Practicum Pride: UCSF Neuroscape

Rebecca Reilly
USF-Data Science
Published in
4 min readFeb 7, 2019

Jenny Kong came to USF’s MSDS program after obtaining a Bachelor’s Degree in Economics and working as a Data Analyst in Taiwan. Continue reading to learn about her work at the neuroscience center at UCSF!

Can you tell us a bit about UCSF Neuroscape? What is it like working there?

The UCSF Neuroscape Lab is a lab under the UCSF Neuroscience Center. Working here is similar to most research settings : (extremely) detail-oriented, somewhat serious but somewhat laid-back in a sense. My practicum mentor is a psychology professor who would explain brain structures to me using oranges as an analogy (though still talks about Talairach coordinates and warping of those oranges) so I always feel encouraged to ask questions.

This project is part of the Wicklow AI in Medicine Research Initiative (WAMRI) at the Data Institute. Can you describe the project(s) that you are working on?

The goal is to use machine learning with fMRI data to classify network patterns of concurrently activating brain regions that arise during successful high-fidelity memory retrieval. The project scope includes applying machine learning algorithms to perform sensitivity-based feature selection and performing group analysis among young/older adults. We’re approaching the end of the project so we’re expecting to start the write-ups for publication in a couple of weeks.

How are you applying the knowledge gained from the program to your practicum? Is there a particular class that has been the most helpful?

I started working after taking a few weeks of introductory machine learning classes in our program and found the knowledge gained from class surprisingly useful. I still remember the first time I met my mentor — I thought it was just a welcoming meeting with a tour around the lab, but he started asking questions regarding application of kNN and SVMs on multi-voxel pattern analysis, and I calmly went through the whole discussion because I had just submitted a homework on the same topic. There are often scenarios where I have to explain the rationale behind model selection to my mentor. When that happens, I have to dig deeper into those algorithms beyond my class’ scope. My faculty mentor from USF also provides insightful advice which helps a lot.
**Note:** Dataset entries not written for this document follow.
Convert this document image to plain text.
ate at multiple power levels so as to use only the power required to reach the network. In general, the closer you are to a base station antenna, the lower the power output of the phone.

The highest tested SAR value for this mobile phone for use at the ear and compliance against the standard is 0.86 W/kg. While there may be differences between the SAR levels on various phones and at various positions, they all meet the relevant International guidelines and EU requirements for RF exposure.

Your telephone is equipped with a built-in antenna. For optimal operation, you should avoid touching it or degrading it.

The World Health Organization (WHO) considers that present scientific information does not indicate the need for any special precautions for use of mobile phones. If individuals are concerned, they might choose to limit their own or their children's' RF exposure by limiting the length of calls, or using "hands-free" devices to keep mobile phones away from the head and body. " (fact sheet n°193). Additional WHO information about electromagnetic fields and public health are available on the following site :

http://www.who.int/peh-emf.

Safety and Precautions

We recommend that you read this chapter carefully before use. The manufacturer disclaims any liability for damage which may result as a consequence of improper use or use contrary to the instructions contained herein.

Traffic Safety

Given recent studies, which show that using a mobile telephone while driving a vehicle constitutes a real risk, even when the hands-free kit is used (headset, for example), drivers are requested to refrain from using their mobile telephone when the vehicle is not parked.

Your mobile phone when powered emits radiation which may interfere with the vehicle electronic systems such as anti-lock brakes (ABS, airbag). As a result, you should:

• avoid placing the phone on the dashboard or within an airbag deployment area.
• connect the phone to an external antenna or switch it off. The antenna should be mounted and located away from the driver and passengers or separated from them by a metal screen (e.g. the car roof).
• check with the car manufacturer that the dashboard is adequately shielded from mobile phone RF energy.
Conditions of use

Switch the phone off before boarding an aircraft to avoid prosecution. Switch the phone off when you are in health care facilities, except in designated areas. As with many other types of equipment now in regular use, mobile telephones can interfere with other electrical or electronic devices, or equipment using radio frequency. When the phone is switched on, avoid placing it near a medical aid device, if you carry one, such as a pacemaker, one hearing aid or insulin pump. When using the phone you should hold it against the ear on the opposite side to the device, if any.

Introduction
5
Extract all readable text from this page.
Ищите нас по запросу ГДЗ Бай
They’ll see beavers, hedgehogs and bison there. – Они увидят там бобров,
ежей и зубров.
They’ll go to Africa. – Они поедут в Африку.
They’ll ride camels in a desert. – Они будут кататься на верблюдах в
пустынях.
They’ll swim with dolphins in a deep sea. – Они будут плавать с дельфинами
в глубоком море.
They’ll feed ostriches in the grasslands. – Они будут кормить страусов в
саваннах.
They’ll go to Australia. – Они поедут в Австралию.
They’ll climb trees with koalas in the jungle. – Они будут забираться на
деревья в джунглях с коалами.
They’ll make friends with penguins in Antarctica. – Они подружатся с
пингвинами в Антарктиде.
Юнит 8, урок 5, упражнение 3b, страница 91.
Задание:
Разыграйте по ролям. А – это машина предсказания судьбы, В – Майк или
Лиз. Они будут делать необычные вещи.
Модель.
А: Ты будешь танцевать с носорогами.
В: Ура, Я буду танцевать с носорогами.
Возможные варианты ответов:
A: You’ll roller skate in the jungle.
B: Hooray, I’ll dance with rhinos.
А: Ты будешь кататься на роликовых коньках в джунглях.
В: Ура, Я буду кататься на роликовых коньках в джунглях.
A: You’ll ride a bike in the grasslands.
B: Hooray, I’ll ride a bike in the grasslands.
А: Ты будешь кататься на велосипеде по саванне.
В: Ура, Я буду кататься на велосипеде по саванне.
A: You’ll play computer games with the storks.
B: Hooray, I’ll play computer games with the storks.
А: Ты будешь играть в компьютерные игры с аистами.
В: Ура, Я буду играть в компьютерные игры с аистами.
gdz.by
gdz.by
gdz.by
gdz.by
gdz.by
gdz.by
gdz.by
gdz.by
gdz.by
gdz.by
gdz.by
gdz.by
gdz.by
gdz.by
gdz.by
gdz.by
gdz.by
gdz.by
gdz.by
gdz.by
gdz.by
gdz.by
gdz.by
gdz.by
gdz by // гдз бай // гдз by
What has been your experience working in a research setting? How does it compare to working in a traditional office setting?

It still seems unreal to me that I’m working on a research project at UCSF, in fact, this opportunity was actually the reason I applied to this program. I enjoy the tranquil academical atmosphere, and the fact that the purpose of our work is to better understand human brains and contribute to future research on activation of brains and amnestic dementia.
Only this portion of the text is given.